たどる記憶つなぐ記録です。今回は、戦争PTSDについて考えます。戦場を生き延びても深く刻まれる心の傷語られることのなかった家族の苦しみに社会がようやく耳を傾け始めました。
3月6日 沖縄大学 集中講義「沖縄戦とPTSD」
戦後80年の今年沖縄大学では「いのちの未来の平和学」という集中講義が行われました。
この日のテーマは「沖縄戦とPTSD」講義では、沖縄戦がいかに人々の心に苦しみを与えたか、そして、沖縄社会に今もその影響が残っていることが説明されました。

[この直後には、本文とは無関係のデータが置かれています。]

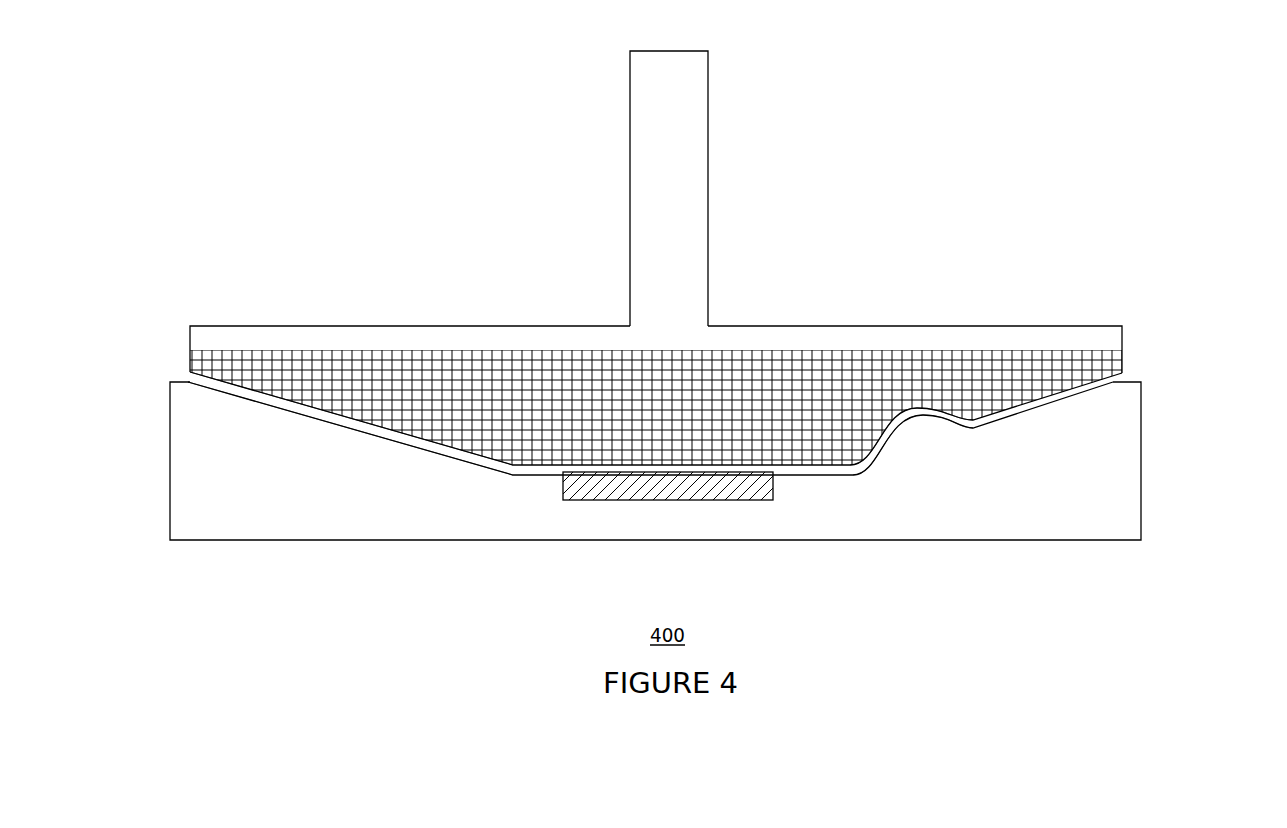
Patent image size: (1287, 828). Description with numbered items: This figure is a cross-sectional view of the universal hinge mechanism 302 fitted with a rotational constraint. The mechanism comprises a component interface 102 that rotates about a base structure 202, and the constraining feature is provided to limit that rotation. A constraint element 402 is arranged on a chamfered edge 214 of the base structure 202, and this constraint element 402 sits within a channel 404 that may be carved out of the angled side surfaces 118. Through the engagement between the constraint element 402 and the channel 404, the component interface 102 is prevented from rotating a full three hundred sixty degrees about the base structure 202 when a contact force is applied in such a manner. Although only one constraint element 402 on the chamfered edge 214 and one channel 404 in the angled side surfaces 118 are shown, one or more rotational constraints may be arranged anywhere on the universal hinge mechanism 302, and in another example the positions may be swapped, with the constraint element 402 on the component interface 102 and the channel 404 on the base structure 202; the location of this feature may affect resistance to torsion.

The component interface 102 is at (190, 338).
The angled side surfaces 118 is at (1122, 375).
The base structure 202 is at (1141, 448).
The chamfered edge 214 is at (352, 427).
The universal hinge mechanism 302 is at (1050, 126).
The constraint element 402 is at (911, 441).
The channel 404 is at (874, 428).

講義では、戦争PTSDに苦しむ家族同士を繋ごうと活動するある男性も紹介されました。
東京都武蔵村山市の住宅の一角にありますこちら、戦争トラウマに苦しんだ家族が安心して語れる交流の場です、父親が戦地から持ち帰った心の傷に苦しめられた家族たちが今ようやく声を上げ始めています。
羽田空港からバスで2時間。6畳ほどの小さな部屋には、戦争に関する資料や書籍などが天井からずらりと並んでいます。ここは「PTSDの日本兵と家族の交流館」その会を一人で立ち上げたのが黒井秋夫さんです。

黒井さんの父・慶次郎さんは、戦時中満州などに出兵し、終戦後に黒井さんが生まれました。
黒井さんのホームビデオ「おじいちゃん、ピースしてくれ早くしてくれよ」
幼い孫の呼びかけに応じない高齢の男性父、慶次郎さんの晩年の様子です。34歳で生きて帰ったものの亡くなるまでのおよそ40年間、定職にもつかず家族は貧しい生活を送っていました。

黒井さんは、慶次郎さんが亡くなった後2015年に世界を周るクルーズ船に乗船。船内で上映されたPTSDに苦しむベトナム戦争の帰還兵アレンネルソンさんの映像を見て自分の父親の姿と重なったといいます。
黒井さんはすぐに船内で参加者から話を聞くことに、その中には元特攻隊員の娘が乗っていて、父からの家庭内暴力と戦争とをあわせて考えたことがなかったと聞かされました。

この事実を埋もれさせてはいけないと元日本兵の家族が交流できる会を立ち上げようと決意したのです。
好きになれなかった父、慶次郎さん。改めて遺品のアルバムを整理すると、そこに映っていたのは別人のような精悍な顔つきの父の姿でした。
写真と一緒に添えられた文章からは、晩年の父からは想像できない力強い言葉が残されていました。

また、元日本兵の家族が自らの体験も語るようになってきました。
父親が背負った戦争の苦しみをようやく言葉にできるようになった家族たち。黒井さんの元には、父親からの性暴力の被害や、親からの連鎖で子どもへ虐待をしてまったという証言も寄せられています。

PTSDに苦しむ元兵士や、その家族について知ってもらいたいと活動をしている黒井さん、交流館へ訪れる人の多くは、地域の小学生たちです。
「自分の食べる分だけとるんだよ! はい (お菓子をとる)」みんなは、この場所をなんて呼んでいるの? 子どもたち「駄菓子屋さん!無料の駄菓子屋さん」
交流館は、おかしを無料で食べられたり、本を読みながらお茶を楽しめる場所で、子どもたちの憩いの場になっています。

世代を超えて苦しみが連鎖する戦争PTSD、黒井さんは戦争や暴力では何も解決しないと訴え続けます。
黒井さんは沖縄戦の傷跡が残る壕や日本兵の遺骨が眠る場所を訪ね歩き、来月3日には戦争PTSDについてのシンポジウムで講演します。